By Fitzroy Fletcher
The Caribbean Agri-Business Association (CABA) has been observing, with more than a little passing interest, the unfolding events of the Guyana sugar industry. We have noted the massive financial losses incurred by the industry over many years, and the efforts of the Guyana Government to halt the consequential strain on the national treasury. We have also noted the decision to close or privatize some estates in order to stem the losses, and, “save” the sugar industry. The repercussions of this decision, in respect of social and economic hardship for many thousands, we see are now unfolding.
The underlying problem
CABA, with its extensive private sector experience in agri-business across the Caribbean, and with its mandate to promote the development of the Sector in the CARICOM Region, could not therefore neglect to address the issues of this vital traditional industry.
CABA has examined the available information on the sugar industry region-wide, and has come to the inescapable conclusion that declining field productivity is the fundamental cause for the malaise in this industry. The fact that increasing agricultural productivity is the backbone of successful agri-business played no small part in influencing our analysis.
The Guyana sugar industry is a case in point. Sugar cane yields have been falling gradually and steadily over the past 70 years. They have fallen from an average of almost 90 Tons cane per Hectare (TC/H) in the 1950’s, down to 55TC/H in 2017. This fact alone is sufficient to demonstrate the declining international competitiveness of the sugar industry and signaled its approaching problems.
This data on falling sugar cane yields has been well known to the stakeholders in the Guyana sugar industry, both management and other staff, but the subsidized price received from the European Union (EU) allowed the industry for decades to avoid giving the problem the attention it deserved. With the removal of subsidies by the EU the scale of the problem is now manifested. To the credit of the EU they provided significant resources to the ACP sugar producing countries, including Guyana to plan and prepare for the “reform of the EU’s sugar regime” which in layman’s terms referred to the removal of subsidies. Unfortunately for the local sugar industry these funds did not have the intended effect of enabling it to be internationally competitive.
Incidentally, the experience of the local rice industry was different. The EU support under the “accompanying measures” to help the rice industry adapt to the closing of the “OCT” route, in effect the removal of a subsidy for rice imports into the EU, was channeled through the Caribbean Rice Association, a private sector led Regional body, which utilized the funds mainly for research to improve yields. The result was a resurgent and thriving rice industry.
Close or privatize
The experience of Jamaica has shown that simply privatizing the sugar estates is not the answer. The Jamaican Government sold the Frome, Monymusk and Bernard Lodge estates in 2010 to Pan Caribbean Sugar Company (PCSC), a subsidiary of Complast International, a Chinese company. PCSC invested over US$250 million to renovate the factories. But after years of multi-billion Jamaican dollar losses they announced in January 2017 that they were walking away from their investment. The Jamaican Industry, Commerce, Agriculture and Fisheries Minister Mr. Karl Samuda was quoted as saying, that the success of PCSC was “compromised by inadequate attention to the fields where all the money (in sugar) is made”.\
The way forward
CABA’s recommendations for saving the sugar industry centres around methodologies for significantly improving sugar cane yields. As private sector operatives we cannot overlook the other links in the value chain, such as efficient sugar processing to produce a high quality product, and, effective marketing to take a share of the global market. However, we know the industry has to rest on a solid foundation of high field productivity.

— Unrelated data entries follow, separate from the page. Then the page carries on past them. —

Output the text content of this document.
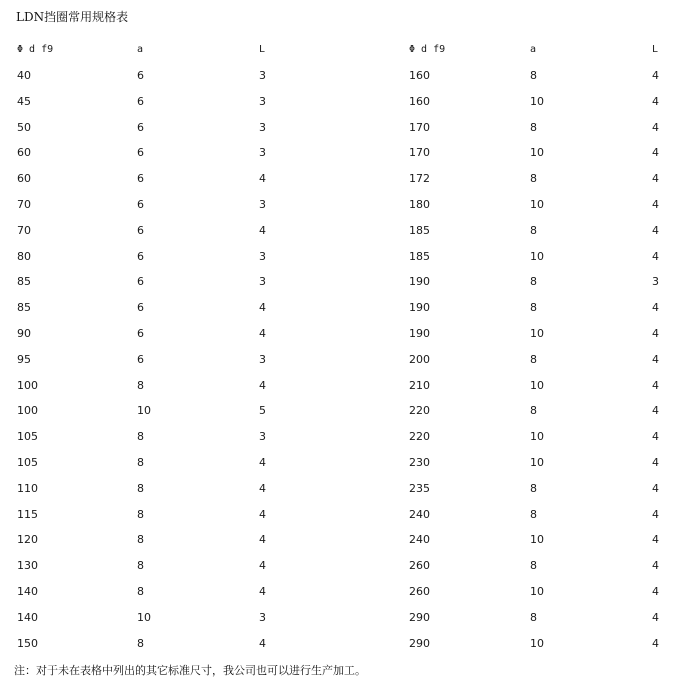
LDN挡圈常用规格表
Φ d f9	a	L	Φ d f9	a	L
40	6	3	160	8	4
45	6	3	160	10	4
50	6	3	170	8	4
60	6	3	170	10	4
60	6	4	172	8	4
70	6	3	180	10	4
70	6	4	185	8	4
80	6	3	185	10	4
85	6	3	190	8	3
85	6	4	190	8	4
90	6	4	190	10	4
95	6	3	200	8	4
100	8	4	210	10	4
100	10	5	220	8	4
105	8	3	220	10	4
105	8	4	230	10	4
110	8	4	235	8	4
115	8	4	240	8	4
120	8	4	240	10	4
130	8	4	260	8	4
140	8	4	260	10	4
140	10	3	290	8	4
150	8	4	290	10	4
注：对于未在表格中列出的其它标准尺寸，我公司也可以进行生产加工。
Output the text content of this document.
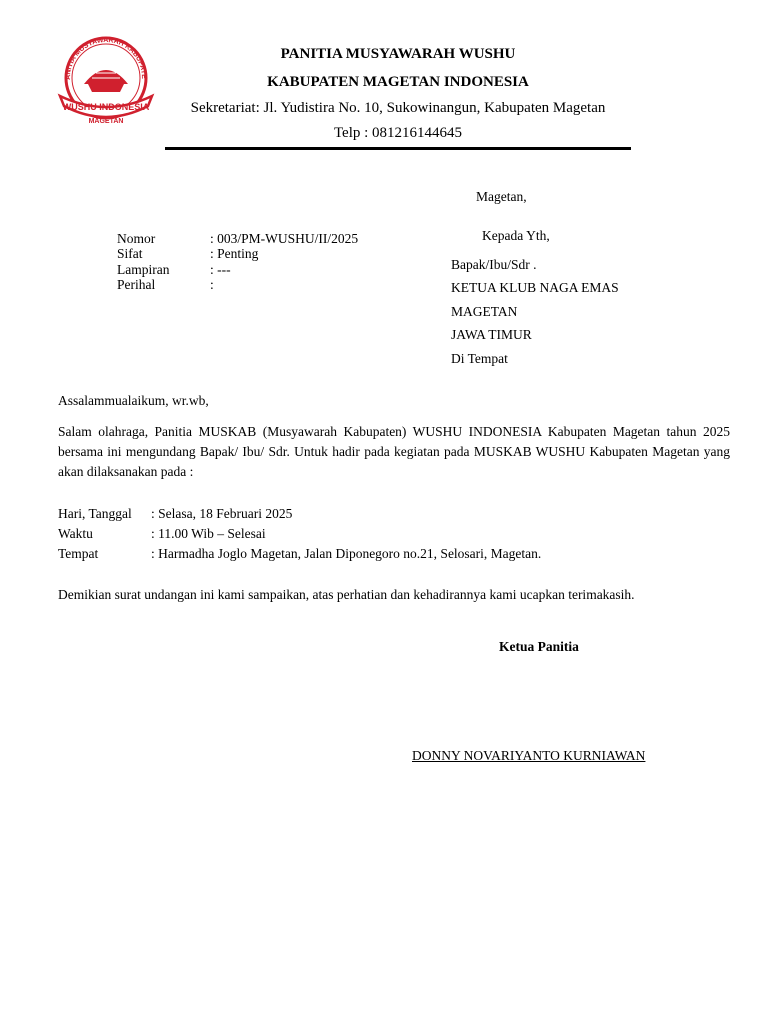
ANITIA MUSYAWARAH KABUPATE
WUSHU INDONESIA
MAGETAN
PANITIA MUSYAWARAH WUSHU
KABUPATEN MAGETAN INDONESIA
Sekretariat: Jl. Yudistira No. 10, Sukowinangun, Kabupaten Magetan
Telp : 081216144645
Magetan,
Nomor	: 003/PM-WUSHU/II/2025
Sifat	: Penting
Lampiran	: ---
Perihal	:
Kepada Yth,
Bapak/Ibu/Sdr .
KETUA KLUB NAGA EMAS
MAGETAN
JAWA TIMUR
Di Tempat
Assalammualaikum, wr.wb,
Salam olahraga, Panitia MUSKAB (Musyawarah Kabupaten) WUSHU INDONESIA Kabupaten Magetan tahun 2025 bersama ini mengundang Bapak/ Ibu/ Sdr. Untuk hadir pada kegiatan pada MUSKAB WUSHU Kabupaten Magetan yang akan dilaksanakan pada :
Hari, Tanggal : Selasa, 18 Februari 2025
Waktu	: 11.00 Wib – Selesai
Tempat	: Harmadha Joglo Magetan, Jalan Diponegoro no.21, Selosari, Magetan.
Demikian surat undangan ini kami sampaikan, atas perhatian dan kehadirannya kami ucapkan terimakasih.
Ketua Panitia
DONNY NOVARIYANTO KURNIAWAN
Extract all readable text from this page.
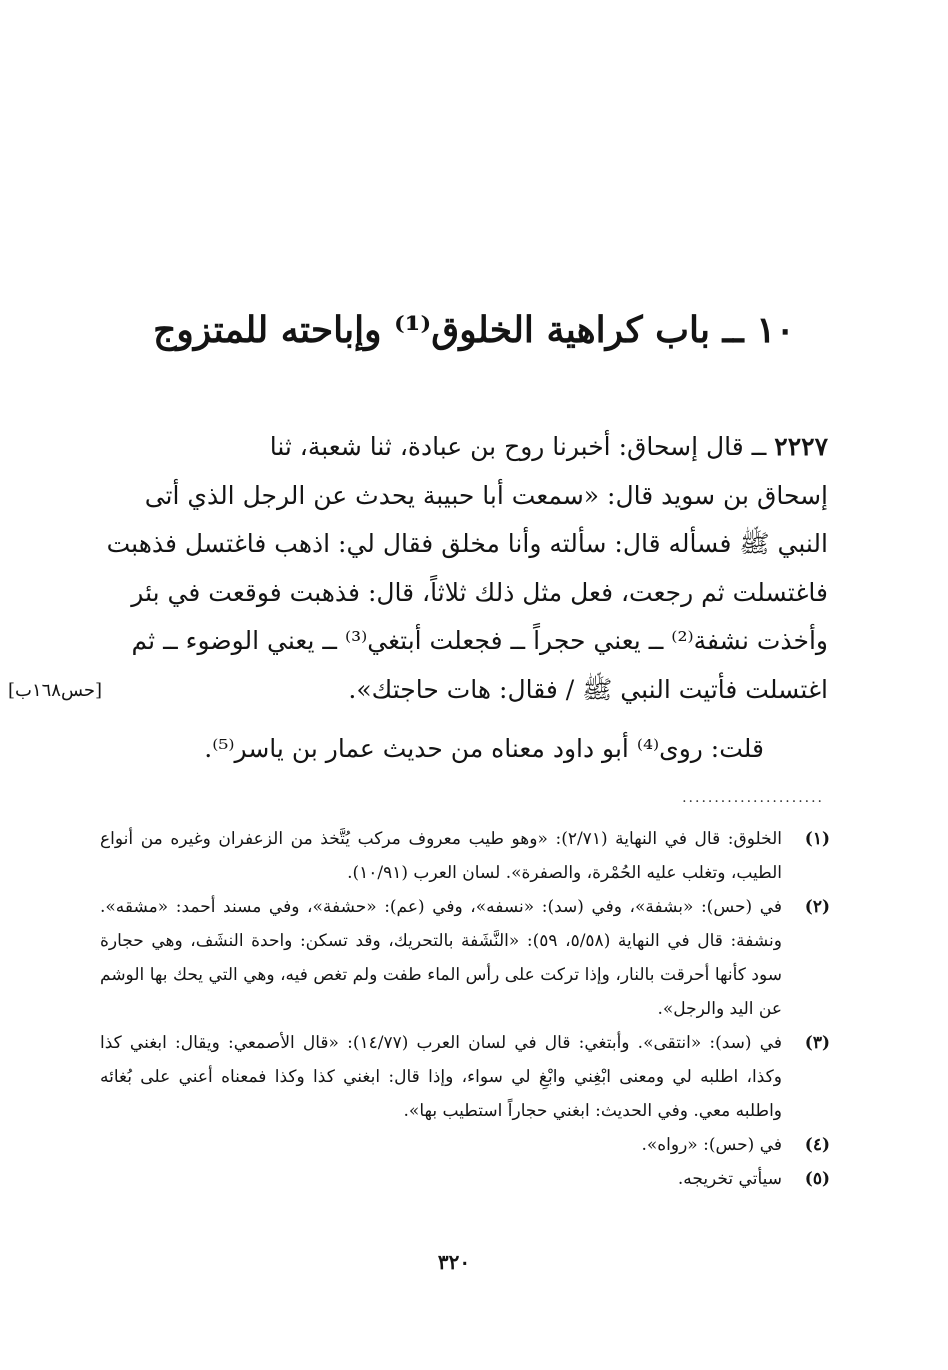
١٠ ــ باب كراهية الخلوق⁽¹⁾ وإباحته للمتزوج
٢٢٢٧ ــ قال إسحاق: أخبرنا روح بن عبادة، ثنا شعبة، ثنا
إسحاق بن سويد قال: «سمعت أبا حبيبة يحدث عن الرجل الذي أتى
النبي ﷺ فسأله قال: سألته وأنا مخلق فقال لي: اذهب فاغتسل فذهبت
فاغتسلت ثم رجعت، فعل مثل ذلك ثلاثاً، قال: فذهبت فوقعت في بئر
وأخذت نشفة⁽²⁾ ــ يعني حجراً ــ فجعلت أبتغي⁽³⁾ ــ يعني الوضوء ــ ثم
اغتسلت فأتيت النبي ﷺ / فقال: هات حاجتك».
[حس١٦٨ب]
قلت: روى⁽⁴⁾ أبو داود معناه من حديث عمار بن ياسر⁽⁵⁾.
......................
(١)
الخلوق: قال في النهاية (٢/٧١): «وهو طيب معروف مركب يُتَّخذ من الزعفران وغيره من أنواع الطيب، وتغلب عليه الحُمْرة، والصفرة». لسان العرب (١٠/٩١).
(٢)
في (حس): «بشفة»، وفي (سد): «نسفه»، وفي (عم): «حشفة»، وفي مسند أحمد: «مشقه». ونشفة: قال في النهاية (٥/٥٨، ٥٩): «النَّشَفة بالتحريك، وقد تسكن: واحدة النشَف، وهي حجارة سود كأنها أحرقت بالنار، وإذا تركت على رأس الماء طفت ولم تغص فيه، وهي التي يحك بها الوشم عن اليد والرجل».
(٣)
في (سد): «انتقى». وأبتغي: قال في لسان العرب (١٤/٧٧): «قال الأصمعي: ويقال: ابغني كذا وكذا، اطلبه لي ومعنى ابْغِني وابْغِ لي سواء، وإذا قال: ابغني كذا وكذا فمعناه أعني على بُغائه واطلبه معي. وفي الحديث: ابغني حجاراً استطيب بها».
(٤)
في (حس): «رواه».
(٥)
سيأتي تخريجه.
٣٢٠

The vital question is, therefore, how can we dramatically turn around traditionally falling sugar cane yields, with minimal increases in field costs? This is an agriculture research question, and CABA has submitted since May, 2017, a detailed proposal, with the help of highly qualified and experienced research professionals, to achieve a minimum of a 50% improvement of yields within 2 years. We have not to date received an actionable response from the Government, perhaps because a two-year time frame looks too far in the future when dealing with the extant repercussions of the estate closings. However, in the meanwhile, we note that the Minister of Agriculture has announced that GuySuCo expects a 42%
improvement in yields in 2018. This of course would be a miraculous achievement, reversing in one year 70 years of falling yields. We admire this announcement by the Minister, reflecting no doubt, the optimism of the GuySuCo research department, since we recognize that this achievement alone would in a major way solve GuySuCo’s problems.
However, commendable this optimism is, we would proffer that the matter of increasing sugar cane yields is so critical to the success of the industry that a major national effort is required researching a range of technologies to identify the most beneficial.

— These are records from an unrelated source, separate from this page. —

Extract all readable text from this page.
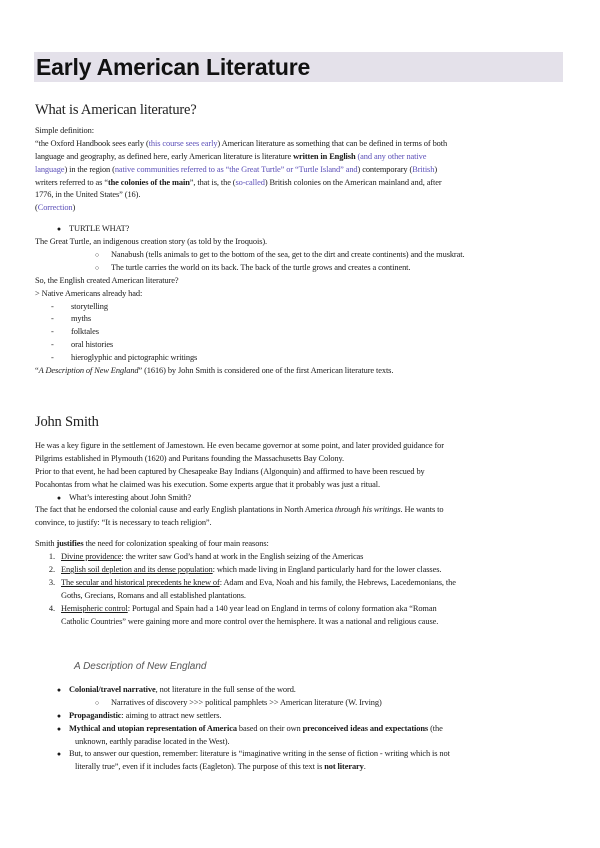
Early American Literature
What is American literature?
Simple definition:
“the Oxford Handbook sees early (this course sees early) American literature as something that can be defined in terms of both
language and geography, as defined here, early American literature is literature written in English (and any other native
language) in the region (native communities referred to as “the Great Turtle” or “Turtle Island” and) contemporary (British)
writers referred to as “the colonies of the main”, that is, the (so-called) British colonies on the American mainland and, after
1776, in the United States” (16).
(Correction)
● TURTLE WHAT?
The Great Turtle, an indigenous creation story (as told by the Iroquois).
○ Nanabush (tells animals to get to the bottom of the sea, get to the dirt and create continents) and the muskrat.
○ The turtle carries the world on its back. The back of the turtle grows and creates a continent.
So, the English created American literature?
> Native Americans already had:
- storytelling
- myths
- folktales
- oral histories
- hieroglyphic and pictographic writings
“A Description of New England” (1616) by John Smith is considered one of the first American literature texts.
John Smith
He was a key figure in the settlement of Jamestown. He even became governor at some point, and later provided guidance for
Pilgrims established in Plymouth (1620) and Puritans founding the Massachusetts Bay Colony.
Prior to that event, he had been captured by Chesapeake Bay Indians (Algonquin) and affirmed to have been rescued by
Pocahontas from what he claimed was his execution. Some experts argue that it probably was just a ritual.
● What’s interesting about John Smith?
The fact that he endorsed the colonial cause and early English plantations in North America through his writings. He wants to
convince, to justify: “It is necessary to teach religion”.
Smith justifies the need for colonization speaking of four main reasons:
1. Divine providence: the writer saw God’s hand at work in the English seizing of the Americas
2. English soil depletion and its dense population: which made living in England particularly hard for the lower classes.
3. The secular and historical precedents he knew of: Adam and Eva, Noah and his family, the Hebrews, Lacedemonians, the
Goths, Grecians, Romans and all established plantations.
4. Hemispheric control: Portugal and Spain had a 140 year lead on England in terms of colony formation aka “Roman
Catholic Countries” were gaining more and more control over the hemisphere. It was a national and religious cause.
A Description of New England
● Colonial/travel narrative, not literature in the full sense of the word.
○ Narratives of discovery >>> political pamphlets >> American literature (W. Irving)
● Propagandistic: aiming to attract new settlers.
● Mythical and utopian representation of America based on their own preconceived ideas and expectations (the
unknown, earthly paradise located in the West).
● But, to answer our question, remember: literature is “imaginative writing in the sense of fiction - writing which is not
literally true”, even if it includes facts (Eagleton). The purpose of this text is not literary.
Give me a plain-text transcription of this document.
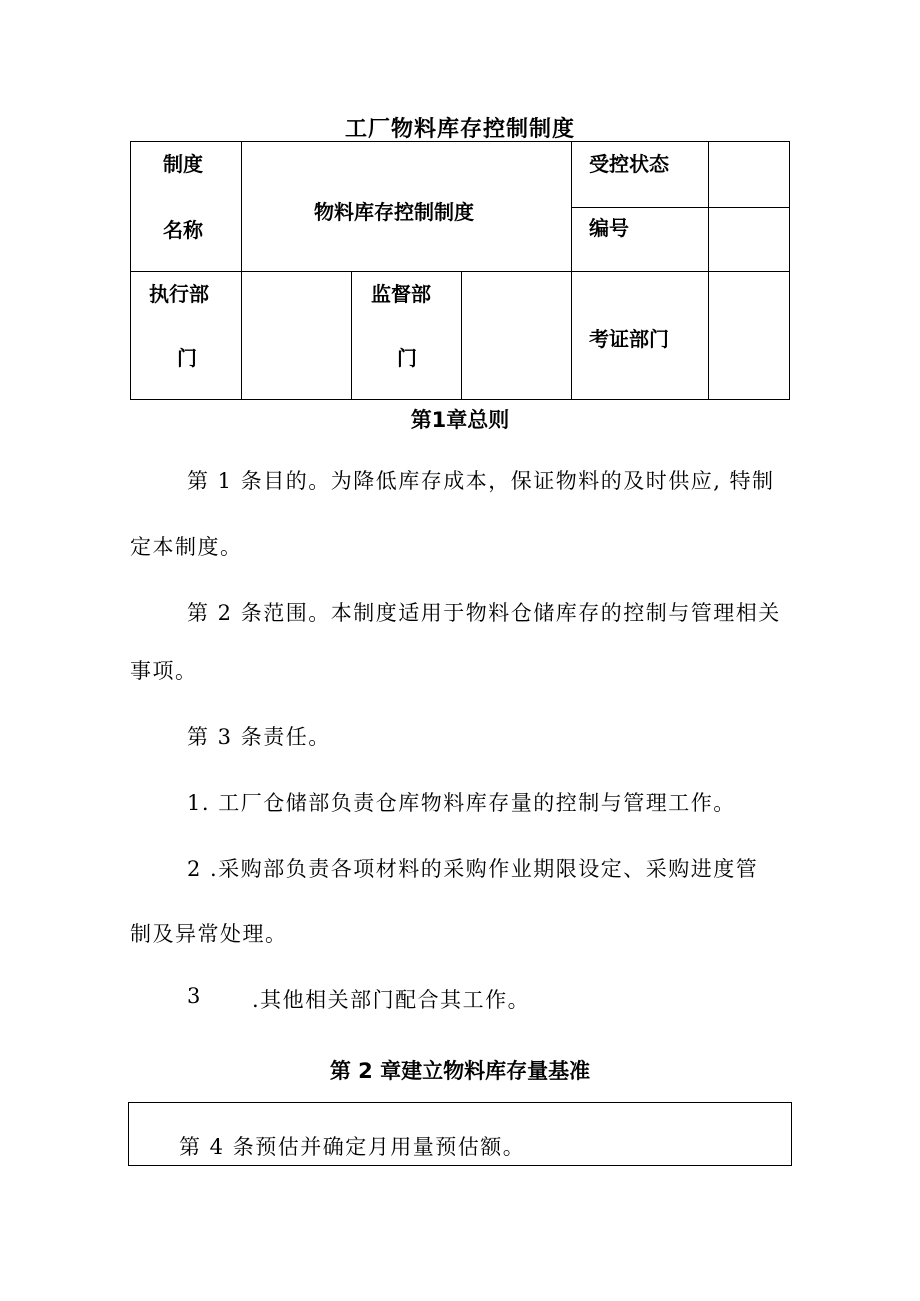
工厂物料库存控制制度
制度
名称
物料库存控制制度
受控状态
编号
执行部
门
监督部
门
考证部门
第1章总则
第 1 条目的。为降低库存成本，保证物料的及时供应, 特制
定本制度。
第 2 条范围。本制度适用于物料仓储库存的控制与管理相关
事项。
第 3 条责任。
1. 工厂仓储部负责仓库物料库存量的控制与管理工作。
2 .采购部负责各项材料的采购作业期限设定、采购进度管
制及异常处理。
3 .其他相关部门配合其工作。
第 2 章建立物料库存量基准
第 4 条预估并确定月用量预估额。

On the related over-arching issue of advancing agri-business development through enhanced research and development, the President of CABA, Mr. Vassel Stewart, who serves also as the Director of the Trinidad and Tobago Agri-Business Association, had written to the President of the Cooperative Republic of Guyana in June, 2016, imploring his support as “Lead Head of State” with responsibility for Agricultural development in the Caribbean Community, in advancing CABA’s recommendations for reorganizing and funding enhanced agriculture research towards accelerating agri-business development in the Region. We still await his response.
The sugar industry’s problems exemplify this critical need in the Region.